The raw gp_scripts file stores dates as strings in day/month/year order, not the ISO standard year/month/day. Parsing it with as.Date() without specifying format = "%d/%m/%Y" will silently produce NA for every row.

# WRONG — produces NA for all rows
as.Date("01/06/2010")

# CORRECT — specifies the format
as.Date("01/06/2010", format = "%d/%m/%Y")

Demographics (UKB field naming convention)

Extracted from the UKB database using ukbAid::proj_create_dataset(). Column names follow the RAP convention: p<field_id> for single-instance fields, p<field_id>_i<instance> for multi-instance fields.

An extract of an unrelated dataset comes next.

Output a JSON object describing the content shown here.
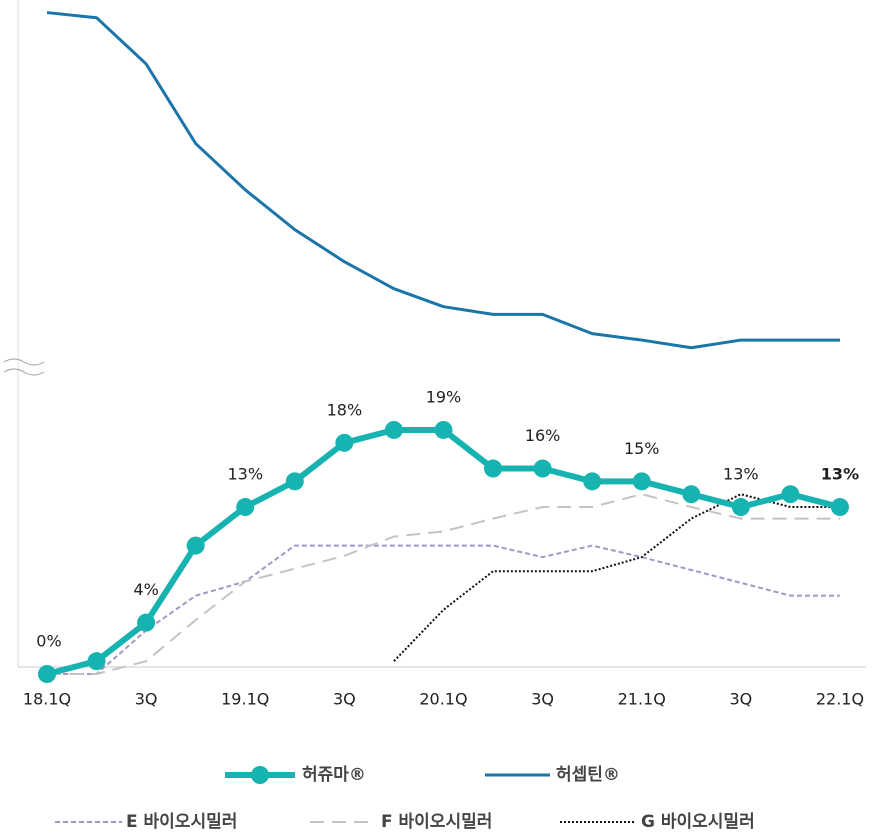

Column Field ID Type Description Notes
eid integer Participant identifier Universal join key
p31 31 integer Sex 0 = Female, 1 = Male
p34 34 integer Year of birth Use with p52 to approximate date of birth
p52 52 integer Month of birth 1–12. Combine with p34 to approximate date of birth (day set to 15).
p53_i0 53, instance 0 Date Assessment centre date, visit 0 Initial assessment (2006–2010). Standard baseline date for incident/prevalent classification.
p53_i1 53, instance 1 Date Assessment centre date, visit 1 First repeat visit (2012–2013). Not all participants attended.
p53_i2 53, instance 2 Date Assessment centre date, visit 2 Second repeat visit (2014–2020). Sparse.
p42040 42040 integer Number of GP clinical event records Non-zero if participant has linked GP data. Use to derive has_gp_data.
p42039 42039 integer Number of GP prescription records Non-zero if participant has linked prescription data.
p42038 42038 integer Number of GP registration records Non-zero if participant has registration record.
p30750_i0 30750, instance 0 numeric HbA1c (mmol/mol), visit 0 Raw assay value. Matched by assay date p30751_i0.
p30751_i0 30751, instance 0 Date HbA1c assay date, visit 0 Assay date for p30750_i0.
p30740_i0 30740, instance 0 numeric Random glucose (mmol/L), visit 0 Non-fasting. Do not apply fasting glucose thresholds.
p30741_i0 30741, instance 0 Date Glucose assay date, visit 0 Assay date for p30740_i0.
NoteDeriving date of birth

UK Biobank does not release an exact date of birth. Approximate from year and month:

demographics <- demographics |>
  dplyr::mutate(
    date_of_birth = as.Date(
      paste0(p34, "-", sprintf("%02d", p52), "-15")  # 15th of birth month
    )
  )

If month is not available, use July 1st as the annual midpoint: as.Date(paste0(p34, "-07-01")).

NoteDeriving has_gp_data
demographics <- demographics |>
  dplyr::mutate(
    has_gp_data = (p42040 > 0 | p42039 > 0 | p42038 > 0)
  )

has_gp_data = FALSE means the participant has no GP linkage — not that they have no diagnoses. These participants will have no GP clinical events or prescriptions, regardless of their health status.


Standardised event output

After running the extraction scripts, you will have a tidy events data frame with consistent columns across all sources. This is the format used for downstream analysis.

Column Type Description
eid integer Participant identifier
date Date Event date (placeholder dates removed; future dates removed)
source character Where the event came from: "GP" or "HES"
code character The diagnostic code (GP events only)
diag_icd10 character ICD-10 code (HES events only)
diag_icd9 character ICD-9 code (HES events only)
drug_name character Drug name (prescription events only)
bnf_code character BNF code (prescription events only)
drug_class character Drug class label added by extract_medications.R

Combine GP events, HES events, and prescription events with dplyr::bind_rows() — missing columns are filled with NA.